Leo el título del último libro de Pérez Reverte,
Perros e hijos de perra, y me confirmo en la decisión de no leer sus libros, ni siquiera para asegurarme de que mi escepticismo sobre su calidad literaria puede estar equivocado.
Miro la página de Alfaguara en la que aparece una ficha de la obra y me aparecen al margen otros libros suyos cuyos títulos me confirman que no me gusta, que titula con ventaja, que se pasa dos pueblos para atraer al lector:
Con ánimo de ofender, Cuando éramos honrados mercenarios. Ni siquiera cuando se pone fino con los nombres (
Los barcos se pierden en tierra, El francotirador paciente) se alza de verdad en vuelo.
Tampoco me gustan sus declaraciones, no por su escasa facilidad de palabra, algo que, como aclaró Proust en la
Recherche, poco tiene que ver con la calidad de la escritura. No me gustan sus declaraciones, como aquella sobre el
ministro llorón, o esas otras según las que parece querer convertir el Quijote en el libro de cabecera que aporte verdaderos valores a los adolescentes no adocenados, por lo que tienen de complacencia consigo mismo o por la chulería a lo Cela que destilan, por un tetintín entre machista y carpetovetónico que aborrezco. En otro plano, me hacen pensar en la
publicidad del Banco Sabadell a través de sabios diálogos entre triunfadores o en los
domesticados roqueros de Mahou, que ya quisiera Coca Cola haber dado con tanto almíbar. Engaño, impostura, impostación fraudulenta, es lo que veo en ellos.

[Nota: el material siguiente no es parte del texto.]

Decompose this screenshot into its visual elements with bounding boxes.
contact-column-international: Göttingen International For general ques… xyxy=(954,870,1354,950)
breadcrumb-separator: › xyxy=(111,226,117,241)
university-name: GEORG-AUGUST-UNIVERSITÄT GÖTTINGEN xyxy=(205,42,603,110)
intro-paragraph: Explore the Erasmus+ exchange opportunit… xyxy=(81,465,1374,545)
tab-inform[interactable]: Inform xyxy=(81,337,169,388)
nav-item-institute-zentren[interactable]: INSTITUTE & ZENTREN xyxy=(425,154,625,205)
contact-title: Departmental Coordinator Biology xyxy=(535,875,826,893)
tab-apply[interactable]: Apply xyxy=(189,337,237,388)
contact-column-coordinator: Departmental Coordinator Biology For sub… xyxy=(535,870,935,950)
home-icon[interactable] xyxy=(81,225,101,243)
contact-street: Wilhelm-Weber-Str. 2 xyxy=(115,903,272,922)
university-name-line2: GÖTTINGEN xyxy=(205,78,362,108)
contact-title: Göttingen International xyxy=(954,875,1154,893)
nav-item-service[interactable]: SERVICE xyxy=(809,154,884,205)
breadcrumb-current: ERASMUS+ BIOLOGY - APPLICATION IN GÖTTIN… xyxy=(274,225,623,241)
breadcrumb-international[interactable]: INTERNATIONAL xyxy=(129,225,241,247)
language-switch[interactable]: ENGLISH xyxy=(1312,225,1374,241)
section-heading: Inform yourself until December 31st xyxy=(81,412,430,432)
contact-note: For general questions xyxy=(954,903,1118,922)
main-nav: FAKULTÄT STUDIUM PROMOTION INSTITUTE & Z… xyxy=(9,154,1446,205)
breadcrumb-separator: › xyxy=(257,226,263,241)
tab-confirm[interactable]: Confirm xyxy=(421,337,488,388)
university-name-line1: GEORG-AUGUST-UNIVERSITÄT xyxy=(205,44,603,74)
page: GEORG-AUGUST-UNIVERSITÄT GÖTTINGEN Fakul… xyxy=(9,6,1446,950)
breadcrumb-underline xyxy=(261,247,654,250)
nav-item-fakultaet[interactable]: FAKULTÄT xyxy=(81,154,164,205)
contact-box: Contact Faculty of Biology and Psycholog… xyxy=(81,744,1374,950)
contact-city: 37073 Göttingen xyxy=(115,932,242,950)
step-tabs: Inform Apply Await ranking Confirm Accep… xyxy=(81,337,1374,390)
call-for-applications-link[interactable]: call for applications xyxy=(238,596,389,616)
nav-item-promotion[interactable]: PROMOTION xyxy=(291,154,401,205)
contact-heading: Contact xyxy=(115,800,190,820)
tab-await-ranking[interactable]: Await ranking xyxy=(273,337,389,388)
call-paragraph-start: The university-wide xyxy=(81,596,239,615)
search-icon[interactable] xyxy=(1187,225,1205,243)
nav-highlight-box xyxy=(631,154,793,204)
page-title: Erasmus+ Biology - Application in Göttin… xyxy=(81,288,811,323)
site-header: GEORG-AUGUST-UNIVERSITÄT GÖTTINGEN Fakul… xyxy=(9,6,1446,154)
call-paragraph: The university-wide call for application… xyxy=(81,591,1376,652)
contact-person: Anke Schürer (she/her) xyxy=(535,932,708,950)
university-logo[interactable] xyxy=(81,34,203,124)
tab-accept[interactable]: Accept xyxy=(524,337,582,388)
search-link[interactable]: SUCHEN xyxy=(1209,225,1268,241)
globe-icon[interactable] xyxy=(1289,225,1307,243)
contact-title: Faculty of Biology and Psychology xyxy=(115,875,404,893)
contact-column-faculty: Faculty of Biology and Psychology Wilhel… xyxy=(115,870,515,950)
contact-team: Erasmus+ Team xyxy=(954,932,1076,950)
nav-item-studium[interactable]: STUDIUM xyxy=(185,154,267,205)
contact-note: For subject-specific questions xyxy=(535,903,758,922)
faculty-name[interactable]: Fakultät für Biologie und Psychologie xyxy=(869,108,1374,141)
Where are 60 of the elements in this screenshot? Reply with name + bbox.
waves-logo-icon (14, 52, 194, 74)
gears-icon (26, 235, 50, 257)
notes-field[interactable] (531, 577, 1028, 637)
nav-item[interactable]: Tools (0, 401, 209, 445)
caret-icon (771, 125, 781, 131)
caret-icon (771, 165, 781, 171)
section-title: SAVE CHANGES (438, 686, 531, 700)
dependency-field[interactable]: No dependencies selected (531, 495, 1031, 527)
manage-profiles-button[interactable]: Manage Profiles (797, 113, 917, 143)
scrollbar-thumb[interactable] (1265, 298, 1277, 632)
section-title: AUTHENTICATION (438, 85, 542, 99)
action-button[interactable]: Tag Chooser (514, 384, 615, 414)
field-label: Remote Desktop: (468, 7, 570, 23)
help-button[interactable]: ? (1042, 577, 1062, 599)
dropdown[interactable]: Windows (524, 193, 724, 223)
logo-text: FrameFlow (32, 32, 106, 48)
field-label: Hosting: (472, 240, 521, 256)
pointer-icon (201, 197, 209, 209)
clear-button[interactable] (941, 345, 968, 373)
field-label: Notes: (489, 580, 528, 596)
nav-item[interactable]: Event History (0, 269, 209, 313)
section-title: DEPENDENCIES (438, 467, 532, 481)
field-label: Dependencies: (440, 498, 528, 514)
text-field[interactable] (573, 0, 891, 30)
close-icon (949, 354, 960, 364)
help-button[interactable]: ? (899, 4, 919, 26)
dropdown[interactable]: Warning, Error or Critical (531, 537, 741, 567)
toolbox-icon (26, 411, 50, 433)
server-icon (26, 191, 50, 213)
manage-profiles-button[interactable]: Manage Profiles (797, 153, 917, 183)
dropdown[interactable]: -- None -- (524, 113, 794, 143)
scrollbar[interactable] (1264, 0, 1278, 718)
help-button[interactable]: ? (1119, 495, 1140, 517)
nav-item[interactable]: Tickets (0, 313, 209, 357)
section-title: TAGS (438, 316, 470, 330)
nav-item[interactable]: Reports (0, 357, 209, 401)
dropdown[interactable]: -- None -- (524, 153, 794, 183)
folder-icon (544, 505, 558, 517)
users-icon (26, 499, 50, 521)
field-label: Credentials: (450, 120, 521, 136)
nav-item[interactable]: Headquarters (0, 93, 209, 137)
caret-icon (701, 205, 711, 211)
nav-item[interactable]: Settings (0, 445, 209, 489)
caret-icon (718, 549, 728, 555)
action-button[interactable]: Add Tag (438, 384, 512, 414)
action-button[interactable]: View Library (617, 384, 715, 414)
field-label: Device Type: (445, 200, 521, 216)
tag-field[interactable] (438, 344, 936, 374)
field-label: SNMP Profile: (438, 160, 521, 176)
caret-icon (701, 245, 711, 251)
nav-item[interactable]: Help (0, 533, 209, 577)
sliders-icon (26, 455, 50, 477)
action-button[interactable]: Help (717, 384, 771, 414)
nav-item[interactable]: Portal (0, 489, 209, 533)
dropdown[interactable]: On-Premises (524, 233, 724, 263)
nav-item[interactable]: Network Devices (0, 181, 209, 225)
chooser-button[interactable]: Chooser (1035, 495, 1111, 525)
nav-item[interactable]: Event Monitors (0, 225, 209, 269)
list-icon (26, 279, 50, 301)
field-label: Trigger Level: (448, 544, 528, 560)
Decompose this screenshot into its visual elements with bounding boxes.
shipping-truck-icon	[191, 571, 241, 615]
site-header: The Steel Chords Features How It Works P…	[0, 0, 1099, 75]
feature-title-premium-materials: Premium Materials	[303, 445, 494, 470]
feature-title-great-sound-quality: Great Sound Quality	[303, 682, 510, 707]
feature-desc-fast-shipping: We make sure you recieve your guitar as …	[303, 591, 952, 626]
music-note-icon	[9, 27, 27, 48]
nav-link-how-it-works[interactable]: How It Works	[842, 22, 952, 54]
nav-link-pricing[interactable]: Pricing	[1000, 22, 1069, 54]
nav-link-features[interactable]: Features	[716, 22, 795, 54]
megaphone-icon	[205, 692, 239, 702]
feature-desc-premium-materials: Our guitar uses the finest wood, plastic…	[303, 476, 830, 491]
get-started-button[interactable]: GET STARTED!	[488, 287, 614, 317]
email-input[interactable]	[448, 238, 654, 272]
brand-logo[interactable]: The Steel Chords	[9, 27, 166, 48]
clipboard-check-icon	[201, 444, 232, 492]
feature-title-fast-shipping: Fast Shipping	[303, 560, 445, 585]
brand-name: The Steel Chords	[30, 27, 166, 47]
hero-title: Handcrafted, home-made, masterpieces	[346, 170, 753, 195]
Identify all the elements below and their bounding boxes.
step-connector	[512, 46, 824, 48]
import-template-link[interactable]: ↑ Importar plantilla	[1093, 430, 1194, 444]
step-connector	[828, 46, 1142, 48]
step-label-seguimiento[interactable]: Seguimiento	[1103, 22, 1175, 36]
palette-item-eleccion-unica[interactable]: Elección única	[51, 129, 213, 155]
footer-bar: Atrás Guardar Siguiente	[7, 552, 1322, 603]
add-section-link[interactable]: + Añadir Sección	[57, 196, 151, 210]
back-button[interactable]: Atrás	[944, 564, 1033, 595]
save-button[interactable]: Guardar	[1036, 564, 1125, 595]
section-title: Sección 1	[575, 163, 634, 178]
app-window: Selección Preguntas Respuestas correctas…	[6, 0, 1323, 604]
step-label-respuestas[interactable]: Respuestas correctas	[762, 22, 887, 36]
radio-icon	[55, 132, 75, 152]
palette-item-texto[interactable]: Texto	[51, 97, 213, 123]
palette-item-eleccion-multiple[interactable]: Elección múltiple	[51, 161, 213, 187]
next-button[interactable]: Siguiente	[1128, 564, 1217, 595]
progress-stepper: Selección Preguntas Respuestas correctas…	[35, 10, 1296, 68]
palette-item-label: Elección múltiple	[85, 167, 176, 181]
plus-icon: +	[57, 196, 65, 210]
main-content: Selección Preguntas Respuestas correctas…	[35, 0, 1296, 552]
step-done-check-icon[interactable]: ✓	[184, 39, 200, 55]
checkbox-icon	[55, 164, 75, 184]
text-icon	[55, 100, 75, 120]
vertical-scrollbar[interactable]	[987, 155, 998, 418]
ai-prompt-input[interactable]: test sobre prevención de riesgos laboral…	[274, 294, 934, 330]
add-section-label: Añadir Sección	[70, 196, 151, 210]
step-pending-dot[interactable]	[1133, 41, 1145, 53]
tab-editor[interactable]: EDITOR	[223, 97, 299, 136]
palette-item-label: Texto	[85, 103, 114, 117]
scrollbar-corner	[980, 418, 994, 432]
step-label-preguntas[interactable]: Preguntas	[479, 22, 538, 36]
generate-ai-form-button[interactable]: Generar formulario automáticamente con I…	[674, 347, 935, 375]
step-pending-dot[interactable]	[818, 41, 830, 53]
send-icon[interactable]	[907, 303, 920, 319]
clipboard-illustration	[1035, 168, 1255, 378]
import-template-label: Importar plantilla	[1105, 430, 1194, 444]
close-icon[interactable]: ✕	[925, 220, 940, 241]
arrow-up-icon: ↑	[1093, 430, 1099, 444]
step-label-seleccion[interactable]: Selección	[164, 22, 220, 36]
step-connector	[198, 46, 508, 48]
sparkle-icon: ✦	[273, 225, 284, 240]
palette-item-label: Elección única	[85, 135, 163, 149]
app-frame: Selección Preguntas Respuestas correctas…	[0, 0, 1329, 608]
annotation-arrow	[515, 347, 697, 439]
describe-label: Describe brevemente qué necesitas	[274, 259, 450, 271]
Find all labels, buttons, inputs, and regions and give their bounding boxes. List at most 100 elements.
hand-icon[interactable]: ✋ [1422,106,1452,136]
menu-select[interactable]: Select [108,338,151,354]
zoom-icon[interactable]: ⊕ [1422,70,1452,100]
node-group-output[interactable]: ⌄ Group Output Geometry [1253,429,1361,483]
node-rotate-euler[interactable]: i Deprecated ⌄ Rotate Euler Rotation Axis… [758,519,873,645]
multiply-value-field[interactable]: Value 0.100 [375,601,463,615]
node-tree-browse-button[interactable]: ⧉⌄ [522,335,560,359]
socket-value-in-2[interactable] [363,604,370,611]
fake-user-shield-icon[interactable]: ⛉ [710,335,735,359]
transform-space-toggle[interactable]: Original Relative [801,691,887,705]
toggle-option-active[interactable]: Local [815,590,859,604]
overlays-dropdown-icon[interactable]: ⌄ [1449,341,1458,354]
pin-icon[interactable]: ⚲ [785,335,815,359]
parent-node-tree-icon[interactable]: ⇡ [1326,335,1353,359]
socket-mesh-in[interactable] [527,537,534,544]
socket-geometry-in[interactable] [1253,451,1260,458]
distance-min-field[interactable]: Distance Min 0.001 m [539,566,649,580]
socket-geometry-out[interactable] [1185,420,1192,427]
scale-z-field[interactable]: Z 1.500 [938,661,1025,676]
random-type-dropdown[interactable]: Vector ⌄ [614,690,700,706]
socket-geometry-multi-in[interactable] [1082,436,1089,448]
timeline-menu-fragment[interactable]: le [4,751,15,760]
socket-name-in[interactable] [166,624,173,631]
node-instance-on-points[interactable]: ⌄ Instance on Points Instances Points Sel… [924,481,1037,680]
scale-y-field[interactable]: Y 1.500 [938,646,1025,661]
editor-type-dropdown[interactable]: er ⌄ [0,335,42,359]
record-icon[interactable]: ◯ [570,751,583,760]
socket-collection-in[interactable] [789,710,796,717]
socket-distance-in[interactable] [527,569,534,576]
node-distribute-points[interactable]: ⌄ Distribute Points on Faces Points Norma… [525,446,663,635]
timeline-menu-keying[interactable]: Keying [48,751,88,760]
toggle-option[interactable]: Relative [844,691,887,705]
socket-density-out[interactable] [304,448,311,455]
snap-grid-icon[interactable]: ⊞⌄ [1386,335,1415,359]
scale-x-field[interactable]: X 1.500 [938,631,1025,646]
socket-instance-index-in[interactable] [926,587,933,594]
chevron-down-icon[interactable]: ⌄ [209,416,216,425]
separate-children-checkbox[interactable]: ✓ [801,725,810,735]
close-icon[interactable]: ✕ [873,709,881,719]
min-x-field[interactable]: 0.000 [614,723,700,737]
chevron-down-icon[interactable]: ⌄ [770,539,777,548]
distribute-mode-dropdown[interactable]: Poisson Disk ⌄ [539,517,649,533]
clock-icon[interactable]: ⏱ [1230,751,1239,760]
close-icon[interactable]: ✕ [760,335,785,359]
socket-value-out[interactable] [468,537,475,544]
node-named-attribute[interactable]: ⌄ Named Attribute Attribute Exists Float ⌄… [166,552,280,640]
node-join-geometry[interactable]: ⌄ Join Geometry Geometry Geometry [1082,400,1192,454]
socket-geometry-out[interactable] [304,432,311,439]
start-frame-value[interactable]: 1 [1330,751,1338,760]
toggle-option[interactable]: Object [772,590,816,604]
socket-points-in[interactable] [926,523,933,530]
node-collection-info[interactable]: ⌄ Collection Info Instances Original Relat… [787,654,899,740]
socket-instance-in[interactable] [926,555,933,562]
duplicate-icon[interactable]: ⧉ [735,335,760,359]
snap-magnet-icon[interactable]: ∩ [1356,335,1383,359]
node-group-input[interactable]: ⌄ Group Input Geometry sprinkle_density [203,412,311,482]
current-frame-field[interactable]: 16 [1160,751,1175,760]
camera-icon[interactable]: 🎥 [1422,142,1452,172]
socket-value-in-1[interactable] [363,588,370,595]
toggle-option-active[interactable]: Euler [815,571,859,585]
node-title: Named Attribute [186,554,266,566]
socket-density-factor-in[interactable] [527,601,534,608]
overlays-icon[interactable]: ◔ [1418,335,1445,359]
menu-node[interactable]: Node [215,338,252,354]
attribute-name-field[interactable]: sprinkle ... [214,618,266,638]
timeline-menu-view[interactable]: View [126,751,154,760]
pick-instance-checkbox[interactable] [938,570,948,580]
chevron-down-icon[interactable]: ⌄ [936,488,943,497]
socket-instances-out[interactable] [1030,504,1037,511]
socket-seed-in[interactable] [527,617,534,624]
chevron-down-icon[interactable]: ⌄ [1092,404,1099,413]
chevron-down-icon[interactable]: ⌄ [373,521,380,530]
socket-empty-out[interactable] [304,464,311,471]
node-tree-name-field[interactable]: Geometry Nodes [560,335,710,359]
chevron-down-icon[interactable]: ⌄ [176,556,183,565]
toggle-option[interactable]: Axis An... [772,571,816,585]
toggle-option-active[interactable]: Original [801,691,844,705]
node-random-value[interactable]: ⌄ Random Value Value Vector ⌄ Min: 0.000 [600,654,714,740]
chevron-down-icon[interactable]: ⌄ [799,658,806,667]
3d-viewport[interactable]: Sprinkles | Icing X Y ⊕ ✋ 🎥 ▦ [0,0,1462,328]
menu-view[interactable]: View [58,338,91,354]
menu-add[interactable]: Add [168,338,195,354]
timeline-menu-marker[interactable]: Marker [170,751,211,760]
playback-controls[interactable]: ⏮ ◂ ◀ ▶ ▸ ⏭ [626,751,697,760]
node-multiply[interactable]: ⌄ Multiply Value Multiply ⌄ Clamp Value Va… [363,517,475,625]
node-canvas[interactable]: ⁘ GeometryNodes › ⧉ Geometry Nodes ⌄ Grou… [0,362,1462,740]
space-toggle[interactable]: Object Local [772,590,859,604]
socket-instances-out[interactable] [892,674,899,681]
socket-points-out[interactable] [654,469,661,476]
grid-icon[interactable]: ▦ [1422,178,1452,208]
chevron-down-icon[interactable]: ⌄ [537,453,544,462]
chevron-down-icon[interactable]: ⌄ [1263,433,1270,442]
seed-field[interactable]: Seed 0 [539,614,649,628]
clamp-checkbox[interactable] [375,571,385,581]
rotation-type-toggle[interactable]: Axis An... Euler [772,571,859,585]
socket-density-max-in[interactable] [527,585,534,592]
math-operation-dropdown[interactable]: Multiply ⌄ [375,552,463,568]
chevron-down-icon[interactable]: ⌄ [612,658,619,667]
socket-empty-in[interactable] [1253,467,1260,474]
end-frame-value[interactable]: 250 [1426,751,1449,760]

He tenido que desmontar la biblioteca de mi madre, entre la que se encontraban algunas novelas del académico Reverte. Como se decía antes, no me gusta cómo se produce. El exceso verbal, que en un principio podría tomarse como un deseo de tomar posición de forma neta, me hace pensar que juega con ventaja. Excluye, claro, a un público no afín, pero al que lo es, se dirige poco menos que buscando una complicidad previa, sin la humildad que admiro en otros. Desmontada la biblioteca, allí ha quedado las novelas de Reverte.